# Perch fishing in Canada Dog lake



## jaedymack (Aug 22, 2007)

Our trip is in 2 weeks to Dog lake. Any perch fishing tips??


----------



## stickman1978 (Sep 15, 2011)

Fished Ivanhoe a few times and Dog Lake once. We have found them in the cabbage weed or in the reeds or along the edge of the reeds. Piece of crawler or worms under a slip bobber. Cane pole might work good up in the reeds. Prepare for the occasional pike. You will think you got a 3lb perch, 😆. If you aren't catching them move.


----------



## DirtySteve (Apr 9, 2006)

I never did any perch fishing while i was there but many people.said look for lily pad areas with crawlers or leeches. 

I met a guy who was from the UP that was staying in one of warrens cabins. He had 100 enormous perch. He told me he brings a 2hp motor and does a slight hike to Loch Katrine. He also goes thru that lake to lake mead sometimes. It is a shot portage and warren had boats stashed on those lakes you could use. Funny thing was warren had no idea the guy informed warren he had a boat on lake mead. 

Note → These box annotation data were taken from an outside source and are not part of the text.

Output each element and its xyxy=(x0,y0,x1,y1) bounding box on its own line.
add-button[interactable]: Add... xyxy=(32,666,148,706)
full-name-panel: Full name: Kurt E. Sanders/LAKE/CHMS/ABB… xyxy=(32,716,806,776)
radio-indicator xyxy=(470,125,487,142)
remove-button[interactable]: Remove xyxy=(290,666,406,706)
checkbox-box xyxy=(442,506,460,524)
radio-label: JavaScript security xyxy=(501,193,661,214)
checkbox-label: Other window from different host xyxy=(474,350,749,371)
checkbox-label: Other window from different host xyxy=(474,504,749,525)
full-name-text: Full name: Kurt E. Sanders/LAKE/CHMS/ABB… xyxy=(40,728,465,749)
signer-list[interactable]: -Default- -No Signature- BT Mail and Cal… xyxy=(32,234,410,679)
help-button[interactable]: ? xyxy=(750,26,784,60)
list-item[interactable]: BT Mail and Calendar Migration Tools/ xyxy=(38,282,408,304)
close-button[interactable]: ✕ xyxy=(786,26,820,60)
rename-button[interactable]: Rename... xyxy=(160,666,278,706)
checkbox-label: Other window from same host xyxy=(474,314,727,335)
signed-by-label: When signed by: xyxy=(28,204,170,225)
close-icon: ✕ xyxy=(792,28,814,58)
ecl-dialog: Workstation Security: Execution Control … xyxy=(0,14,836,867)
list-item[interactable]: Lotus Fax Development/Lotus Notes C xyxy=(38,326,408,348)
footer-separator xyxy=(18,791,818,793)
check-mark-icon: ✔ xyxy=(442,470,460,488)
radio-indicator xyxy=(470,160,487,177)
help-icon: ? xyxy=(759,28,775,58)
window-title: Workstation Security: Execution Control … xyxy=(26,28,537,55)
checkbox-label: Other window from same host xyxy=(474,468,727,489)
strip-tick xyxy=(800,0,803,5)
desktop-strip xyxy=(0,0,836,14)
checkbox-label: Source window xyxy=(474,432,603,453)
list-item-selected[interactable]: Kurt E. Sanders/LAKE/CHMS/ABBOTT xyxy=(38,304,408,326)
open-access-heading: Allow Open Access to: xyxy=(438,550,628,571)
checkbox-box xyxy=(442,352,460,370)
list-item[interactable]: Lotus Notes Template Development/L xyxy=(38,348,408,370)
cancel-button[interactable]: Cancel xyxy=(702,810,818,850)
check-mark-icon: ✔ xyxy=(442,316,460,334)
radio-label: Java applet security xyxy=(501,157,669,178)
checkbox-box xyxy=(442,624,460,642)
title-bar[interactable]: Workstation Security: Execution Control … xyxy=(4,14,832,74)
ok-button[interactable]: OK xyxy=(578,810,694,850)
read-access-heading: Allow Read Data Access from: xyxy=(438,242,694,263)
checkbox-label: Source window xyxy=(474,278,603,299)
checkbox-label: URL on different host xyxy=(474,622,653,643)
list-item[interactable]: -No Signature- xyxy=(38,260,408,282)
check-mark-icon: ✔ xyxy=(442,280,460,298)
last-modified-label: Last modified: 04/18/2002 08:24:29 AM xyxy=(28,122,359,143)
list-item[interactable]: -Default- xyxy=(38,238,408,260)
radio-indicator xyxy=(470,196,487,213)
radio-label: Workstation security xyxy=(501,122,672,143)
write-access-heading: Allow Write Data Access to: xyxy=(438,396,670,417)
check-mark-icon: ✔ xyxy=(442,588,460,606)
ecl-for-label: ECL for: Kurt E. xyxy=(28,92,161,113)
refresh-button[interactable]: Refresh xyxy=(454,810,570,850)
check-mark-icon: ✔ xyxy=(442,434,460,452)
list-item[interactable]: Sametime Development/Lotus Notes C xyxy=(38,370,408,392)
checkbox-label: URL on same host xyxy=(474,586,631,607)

Sent from my SM-S901U using Michigan Sportsman mobile app


----------



## jaedymack (Aug 22, 2007)

Ok thanks. I want to bring a nice batch of perch home with me


----------



## Anita Dwink (Apr 14, 2004)

2 weeks from Tomorrow for me. I have a couple spots that we got them casting Mepps last time.e we were there. Might try to focus a mid day attempt this time. Good luck.


----------



## grapestomper (Jan 9, 2012)

Perch was the fish we were able to stay busy catching. 
Need to find the weeds. We found them in back bays.


----------



## jaedymack (Aug 22, 2007)

Ok thanks all. We leave in 2 days


----------